I looked at him sharply, but I had enough brains to keep my mouth shut.
“How good you been taking care of our Bill?” Diane asked.
“None of your fucking business,” I answered, using one of Jason’s words and still smiling. I said I had a temper.
There was a sharp little pause. Everyone, human and vampire, seemed to examine me closely enough to count the hairs on my arms. Then the tall male began to rock with laughter and the others followed suit. While they were yukking it up, I moved a few feet closer to Bill. His dark eyes were fixed on me—
he
wasn’t laughing—and I got the distinct feeling he wished, just as much as I did, that I could read his mind.

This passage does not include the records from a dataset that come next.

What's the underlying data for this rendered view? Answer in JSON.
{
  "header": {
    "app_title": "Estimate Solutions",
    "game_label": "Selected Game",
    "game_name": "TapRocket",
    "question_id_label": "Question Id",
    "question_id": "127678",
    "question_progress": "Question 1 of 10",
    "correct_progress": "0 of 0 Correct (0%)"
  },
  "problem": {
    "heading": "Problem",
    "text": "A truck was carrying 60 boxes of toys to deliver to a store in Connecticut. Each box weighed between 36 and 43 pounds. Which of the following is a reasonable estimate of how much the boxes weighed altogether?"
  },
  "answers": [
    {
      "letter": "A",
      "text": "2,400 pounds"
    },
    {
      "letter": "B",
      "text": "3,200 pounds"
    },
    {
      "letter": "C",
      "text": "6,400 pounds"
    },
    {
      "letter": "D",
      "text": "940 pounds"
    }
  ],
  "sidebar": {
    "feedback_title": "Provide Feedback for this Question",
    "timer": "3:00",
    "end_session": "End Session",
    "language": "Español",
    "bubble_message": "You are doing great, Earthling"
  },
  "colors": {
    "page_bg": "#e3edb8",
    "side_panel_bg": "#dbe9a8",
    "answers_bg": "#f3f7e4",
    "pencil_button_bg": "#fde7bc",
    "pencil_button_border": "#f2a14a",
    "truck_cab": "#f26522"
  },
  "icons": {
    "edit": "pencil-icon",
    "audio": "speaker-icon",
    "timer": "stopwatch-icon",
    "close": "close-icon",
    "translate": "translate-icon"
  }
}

He was in some danger, I could tell. And if he was, then I was.
“You have a funny smile,” said the tall male thoughtfully. I’d liked him better when he was laughing.
“Oh, Malcolm,” said Diane. “All human women look funny to you.”
Malcolm pulled the human male to him and gave him a long kiss. I began to feel a little sick. That kind of stuff is private. “This is true,” Malcolm said, pulling away after a moment, to the small man’s apparent disappointment. “But there is something rare about this one. Maybe she has rich blood.”